Kritik Teori Pecking Order
Teori ini telah mendapat banyak kritik dan tantangan dari teori-teori lain, seperti teori trade-off atau teori agency. Beberapa kritik dan tantangan diantaranya:
- Teori ini tidak dapat menjelaskan fenomena empiris bahwa banyak perusahaan yang menggunakan modal sendiri sebagai sumber pendanaan utama mereka, bahkan ketika mereka memiliki akses mudah dan murah untuk mendapatkan hutang. Hal ini bertentangan dengan urutan preferensinya yang menyatakan bahwa perusahaan akan menggunakan modal sendiri sebagai sumber pendanaan terakhir.
- Teori ini tidak dapat menjelaskan fenomena empiris bahwa banyak perusahaan yang memiliki struktur modal yang stabil dan konsisten sepanjang waktu, bahkan ketika mereka mengalami perubahan kondisi keuangan atau investasi. Hal ini bertentangan dengan asumsi yang menyatakan bahwa perusahaan tidak memiliki target struktur modal yang tetap.
- Teori ini tidak dapat menjelaskan fenomena empiris bahwa banyak perusahaan yang melakukan penerbitan saham baru (new equity) tanpa mengalami penurunan harga saham yang signifikan. Hal ini bertentangan dengan implikasinya yang menyatakan bahwa penerbitan saham baru akan dianggap sebagai sinyal negatif oleh pemegang saham dan menyebabkan price dilution.

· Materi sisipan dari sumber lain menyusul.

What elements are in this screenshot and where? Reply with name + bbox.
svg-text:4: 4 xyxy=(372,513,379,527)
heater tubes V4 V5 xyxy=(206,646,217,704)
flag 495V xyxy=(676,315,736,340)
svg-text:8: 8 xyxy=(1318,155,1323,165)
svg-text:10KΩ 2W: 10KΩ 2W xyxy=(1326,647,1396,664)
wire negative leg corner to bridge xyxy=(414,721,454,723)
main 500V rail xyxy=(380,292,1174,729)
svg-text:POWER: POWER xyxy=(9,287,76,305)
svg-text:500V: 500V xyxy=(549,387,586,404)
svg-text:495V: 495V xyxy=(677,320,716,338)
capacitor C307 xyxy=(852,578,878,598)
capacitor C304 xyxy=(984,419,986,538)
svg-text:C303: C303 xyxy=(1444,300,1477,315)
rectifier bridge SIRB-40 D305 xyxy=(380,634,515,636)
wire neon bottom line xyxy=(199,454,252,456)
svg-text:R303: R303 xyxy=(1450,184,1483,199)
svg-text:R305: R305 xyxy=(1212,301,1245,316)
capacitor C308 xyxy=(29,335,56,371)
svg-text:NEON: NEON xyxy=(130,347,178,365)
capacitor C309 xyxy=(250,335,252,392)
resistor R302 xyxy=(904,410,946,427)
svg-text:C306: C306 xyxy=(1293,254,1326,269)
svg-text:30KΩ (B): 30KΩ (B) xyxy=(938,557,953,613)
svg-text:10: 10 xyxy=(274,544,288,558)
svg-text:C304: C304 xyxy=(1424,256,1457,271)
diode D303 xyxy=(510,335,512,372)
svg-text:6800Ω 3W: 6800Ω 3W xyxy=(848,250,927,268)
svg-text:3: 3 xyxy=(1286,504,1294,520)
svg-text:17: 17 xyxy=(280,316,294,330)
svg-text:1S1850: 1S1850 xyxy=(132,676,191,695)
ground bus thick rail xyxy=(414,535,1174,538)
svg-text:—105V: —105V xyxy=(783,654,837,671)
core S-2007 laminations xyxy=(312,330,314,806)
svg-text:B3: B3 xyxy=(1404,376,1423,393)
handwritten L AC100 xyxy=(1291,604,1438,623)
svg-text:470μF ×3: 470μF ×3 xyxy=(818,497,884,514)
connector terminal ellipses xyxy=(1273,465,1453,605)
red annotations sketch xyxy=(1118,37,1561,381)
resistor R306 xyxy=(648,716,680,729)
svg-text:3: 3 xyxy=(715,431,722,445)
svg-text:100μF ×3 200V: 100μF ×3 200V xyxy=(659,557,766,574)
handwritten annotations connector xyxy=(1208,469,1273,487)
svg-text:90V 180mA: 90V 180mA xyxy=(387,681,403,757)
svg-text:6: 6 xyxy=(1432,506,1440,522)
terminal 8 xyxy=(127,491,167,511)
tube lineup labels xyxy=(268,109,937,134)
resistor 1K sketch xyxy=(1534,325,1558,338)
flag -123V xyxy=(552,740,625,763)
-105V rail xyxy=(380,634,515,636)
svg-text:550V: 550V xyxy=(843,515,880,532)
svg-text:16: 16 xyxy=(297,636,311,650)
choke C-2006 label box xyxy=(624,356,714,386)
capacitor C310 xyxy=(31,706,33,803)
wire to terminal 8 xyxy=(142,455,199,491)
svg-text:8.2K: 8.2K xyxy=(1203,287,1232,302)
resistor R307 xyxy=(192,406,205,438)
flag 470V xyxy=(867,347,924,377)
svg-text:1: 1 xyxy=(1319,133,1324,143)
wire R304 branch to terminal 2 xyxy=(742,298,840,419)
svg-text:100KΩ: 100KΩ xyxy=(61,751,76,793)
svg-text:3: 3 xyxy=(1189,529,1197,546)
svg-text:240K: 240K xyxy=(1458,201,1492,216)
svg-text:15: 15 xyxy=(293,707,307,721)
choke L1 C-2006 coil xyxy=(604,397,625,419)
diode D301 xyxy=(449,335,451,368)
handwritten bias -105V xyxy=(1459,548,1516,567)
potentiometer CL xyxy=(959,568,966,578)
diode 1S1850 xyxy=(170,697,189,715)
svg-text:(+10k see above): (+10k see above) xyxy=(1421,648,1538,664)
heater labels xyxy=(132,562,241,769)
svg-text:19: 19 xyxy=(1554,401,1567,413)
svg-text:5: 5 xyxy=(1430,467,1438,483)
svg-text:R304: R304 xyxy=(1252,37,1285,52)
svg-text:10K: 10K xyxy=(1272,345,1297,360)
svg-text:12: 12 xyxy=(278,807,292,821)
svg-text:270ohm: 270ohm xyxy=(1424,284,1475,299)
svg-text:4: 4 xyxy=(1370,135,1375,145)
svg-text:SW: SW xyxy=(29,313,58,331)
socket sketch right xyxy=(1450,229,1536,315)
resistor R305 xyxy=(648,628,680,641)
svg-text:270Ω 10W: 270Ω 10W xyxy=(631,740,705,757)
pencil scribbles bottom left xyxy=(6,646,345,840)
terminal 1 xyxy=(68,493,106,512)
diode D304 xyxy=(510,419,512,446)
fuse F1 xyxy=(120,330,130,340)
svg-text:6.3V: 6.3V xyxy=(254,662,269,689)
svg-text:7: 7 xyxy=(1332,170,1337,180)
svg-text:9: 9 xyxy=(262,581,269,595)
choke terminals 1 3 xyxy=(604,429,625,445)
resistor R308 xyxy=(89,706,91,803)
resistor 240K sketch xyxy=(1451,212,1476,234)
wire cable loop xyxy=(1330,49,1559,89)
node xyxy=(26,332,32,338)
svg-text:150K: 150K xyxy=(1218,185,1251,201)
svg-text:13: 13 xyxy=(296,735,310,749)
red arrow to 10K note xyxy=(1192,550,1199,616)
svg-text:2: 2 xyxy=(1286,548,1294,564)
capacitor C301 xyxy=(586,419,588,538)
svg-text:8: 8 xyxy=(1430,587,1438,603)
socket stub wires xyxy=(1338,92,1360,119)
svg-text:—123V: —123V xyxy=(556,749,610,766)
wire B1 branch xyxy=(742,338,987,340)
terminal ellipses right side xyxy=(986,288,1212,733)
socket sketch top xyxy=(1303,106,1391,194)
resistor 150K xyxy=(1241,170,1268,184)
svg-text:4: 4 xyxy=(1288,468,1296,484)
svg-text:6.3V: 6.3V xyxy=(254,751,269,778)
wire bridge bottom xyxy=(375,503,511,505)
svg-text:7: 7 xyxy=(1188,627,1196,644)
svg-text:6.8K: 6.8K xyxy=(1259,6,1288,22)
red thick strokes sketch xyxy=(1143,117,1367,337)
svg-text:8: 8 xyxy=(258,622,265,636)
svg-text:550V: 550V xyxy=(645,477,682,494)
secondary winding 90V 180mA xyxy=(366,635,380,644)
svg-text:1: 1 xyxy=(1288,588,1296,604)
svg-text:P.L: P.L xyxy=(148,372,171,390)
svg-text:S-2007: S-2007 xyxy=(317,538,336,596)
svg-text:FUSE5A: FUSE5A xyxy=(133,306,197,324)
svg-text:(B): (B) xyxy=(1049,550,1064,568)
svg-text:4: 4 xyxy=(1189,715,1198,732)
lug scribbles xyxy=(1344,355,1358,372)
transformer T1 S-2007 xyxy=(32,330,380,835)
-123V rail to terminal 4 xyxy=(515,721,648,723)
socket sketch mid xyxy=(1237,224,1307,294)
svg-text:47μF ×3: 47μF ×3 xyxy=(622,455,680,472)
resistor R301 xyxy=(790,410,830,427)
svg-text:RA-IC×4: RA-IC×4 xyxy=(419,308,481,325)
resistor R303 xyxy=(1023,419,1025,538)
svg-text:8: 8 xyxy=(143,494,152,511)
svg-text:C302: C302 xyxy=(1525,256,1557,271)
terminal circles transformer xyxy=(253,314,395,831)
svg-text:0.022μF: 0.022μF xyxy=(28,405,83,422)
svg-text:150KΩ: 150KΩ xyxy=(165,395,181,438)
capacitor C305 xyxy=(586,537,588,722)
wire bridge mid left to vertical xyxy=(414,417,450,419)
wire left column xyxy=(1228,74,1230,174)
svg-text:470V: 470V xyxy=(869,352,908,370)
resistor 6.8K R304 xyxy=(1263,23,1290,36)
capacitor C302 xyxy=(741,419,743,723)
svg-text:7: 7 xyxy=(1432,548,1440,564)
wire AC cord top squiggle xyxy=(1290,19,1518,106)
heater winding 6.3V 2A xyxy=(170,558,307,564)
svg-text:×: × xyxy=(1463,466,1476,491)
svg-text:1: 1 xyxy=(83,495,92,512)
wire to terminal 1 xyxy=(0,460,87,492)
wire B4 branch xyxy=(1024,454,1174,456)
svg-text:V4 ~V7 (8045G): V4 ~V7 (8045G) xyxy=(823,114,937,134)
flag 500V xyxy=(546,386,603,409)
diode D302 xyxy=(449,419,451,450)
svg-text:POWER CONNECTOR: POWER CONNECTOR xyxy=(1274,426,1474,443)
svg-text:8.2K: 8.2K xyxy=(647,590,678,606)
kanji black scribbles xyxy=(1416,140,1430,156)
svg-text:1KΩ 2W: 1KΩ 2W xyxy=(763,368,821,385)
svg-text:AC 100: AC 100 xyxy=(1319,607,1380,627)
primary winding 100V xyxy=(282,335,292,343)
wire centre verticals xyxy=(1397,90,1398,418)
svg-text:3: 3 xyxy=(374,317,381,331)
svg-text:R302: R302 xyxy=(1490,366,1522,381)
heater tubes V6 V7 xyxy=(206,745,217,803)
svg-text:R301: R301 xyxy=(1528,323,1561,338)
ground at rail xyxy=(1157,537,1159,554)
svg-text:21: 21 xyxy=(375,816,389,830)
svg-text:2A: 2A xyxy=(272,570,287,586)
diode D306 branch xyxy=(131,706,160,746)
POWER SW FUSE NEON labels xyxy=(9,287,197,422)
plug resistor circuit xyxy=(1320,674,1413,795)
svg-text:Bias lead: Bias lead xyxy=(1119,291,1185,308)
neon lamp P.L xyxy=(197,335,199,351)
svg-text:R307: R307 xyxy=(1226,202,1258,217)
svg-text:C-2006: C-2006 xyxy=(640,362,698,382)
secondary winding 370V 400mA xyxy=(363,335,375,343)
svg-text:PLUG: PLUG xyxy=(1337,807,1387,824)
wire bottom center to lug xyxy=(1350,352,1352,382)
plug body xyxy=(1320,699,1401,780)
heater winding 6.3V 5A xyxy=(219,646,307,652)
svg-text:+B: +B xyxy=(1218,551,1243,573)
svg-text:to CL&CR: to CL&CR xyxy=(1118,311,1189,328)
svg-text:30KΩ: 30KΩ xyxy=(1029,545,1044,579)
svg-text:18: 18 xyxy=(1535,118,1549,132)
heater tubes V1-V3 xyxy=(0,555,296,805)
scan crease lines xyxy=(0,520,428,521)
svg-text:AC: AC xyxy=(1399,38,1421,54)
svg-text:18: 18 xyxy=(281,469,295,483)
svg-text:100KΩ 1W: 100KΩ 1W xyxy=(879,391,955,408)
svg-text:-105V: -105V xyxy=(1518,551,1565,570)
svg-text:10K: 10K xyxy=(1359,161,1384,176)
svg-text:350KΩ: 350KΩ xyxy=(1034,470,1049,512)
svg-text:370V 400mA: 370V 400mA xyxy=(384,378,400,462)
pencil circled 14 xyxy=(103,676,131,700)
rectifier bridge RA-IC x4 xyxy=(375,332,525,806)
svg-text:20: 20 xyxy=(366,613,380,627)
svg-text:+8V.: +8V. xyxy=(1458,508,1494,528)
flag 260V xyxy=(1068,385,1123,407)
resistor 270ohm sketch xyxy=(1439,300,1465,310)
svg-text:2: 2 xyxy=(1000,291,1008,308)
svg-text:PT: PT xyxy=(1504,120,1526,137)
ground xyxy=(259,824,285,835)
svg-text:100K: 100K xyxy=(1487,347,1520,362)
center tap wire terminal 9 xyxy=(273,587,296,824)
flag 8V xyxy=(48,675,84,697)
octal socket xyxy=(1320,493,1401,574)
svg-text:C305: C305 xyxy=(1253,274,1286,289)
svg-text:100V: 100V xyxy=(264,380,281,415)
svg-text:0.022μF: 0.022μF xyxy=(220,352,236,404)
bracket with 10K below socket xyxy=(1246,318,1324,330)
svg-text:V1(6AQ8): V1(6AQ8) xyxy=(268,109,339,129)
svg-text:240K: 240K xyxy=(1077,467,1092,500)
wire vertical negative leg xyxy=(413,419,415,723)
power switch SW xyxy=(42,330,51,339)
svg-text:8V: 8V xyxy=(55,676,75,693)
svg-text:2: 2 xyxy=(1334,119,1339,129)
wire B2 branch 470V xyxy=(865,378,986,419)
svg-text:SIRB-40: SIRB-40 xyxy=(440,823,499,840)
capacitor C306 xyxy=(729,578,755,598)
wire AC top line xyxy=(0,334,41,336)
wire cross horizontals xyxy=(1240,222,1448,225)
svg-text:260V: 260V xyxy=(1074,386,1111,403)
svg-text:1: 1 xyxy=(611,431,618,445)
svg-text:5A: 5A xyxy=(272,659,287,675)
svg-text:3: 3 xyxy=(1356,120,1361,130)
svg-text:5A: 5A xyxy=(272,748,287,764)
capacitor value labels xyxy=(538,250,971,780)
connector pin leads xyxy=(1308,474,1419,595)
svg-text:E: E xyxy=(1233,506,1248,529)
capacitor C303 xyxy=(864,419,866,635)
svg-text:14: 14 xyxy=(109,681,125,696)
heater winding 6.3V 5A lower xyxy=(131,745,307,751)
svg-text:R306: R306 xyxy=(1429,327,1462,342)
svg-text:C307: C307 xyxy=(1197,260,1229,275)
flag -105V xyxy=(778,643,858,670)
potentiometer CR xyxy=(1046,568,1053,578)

- Teori ini tidak dapat menjelaskan fenomena empiris bahwa banyak perusahaan yang memiliki tingkat hutang yang rendah, bahkan ketika mereka memiliki kesempatan investasi yang menguntungkan. Hal ini bertentangan dengan implikasinya yang menyatakan bahwa perusahaan akan menggunakan hutang sebagai sumber pendanaan kedua setelah dana internal.
- Teori ini tidak dapat menjelaskan fenomena empiris bahwa banyak perusahaan yang memilih sumber pendanaan yang berbeda-beda tergantung pada kondisi pasar, karakteristik perusahaan, atau faktor-faktor lain. Hal ini menunjukkan bahwa perusahaan tidak hanya mengikuti urutan preferensi teori pecking order, tetapi juga mempertimbangkan trade-off antara keuntungan dan kerugian dari setiap sumber pendanaan.
Kesimpulan
Teori pecking order menyatakan bahwa perusahaan memiliki urutan preferensi dalam menggunakan sumber pendanaan berdasarkan biaya pendanaan yang tergantung pada tingkat asimetri informasi. Teori ini didasarkan pada beberapa asumsi, seperti adanya asimetri informasi, tidak adanya target struktur modal, timbulnya biaya transaksi dan pajak, dan timbulnya biaya keagenan.
Teori ini mendapat banyak kritik dari teori-teori lain, misalnya dari teori trade-off atau teori agency yang memiliki asumsi dan implikasi yang berbeda serta dapat dapat menjelaskan fenomena-fenomena empiris.
Nah, demikianlah pembahasan tentang teori pecking order,semoga bermanfaat dan menambah wawasan Anda tentang dunia keuangan. Terima kasih dan sampai berjumpa dilain kesempatan.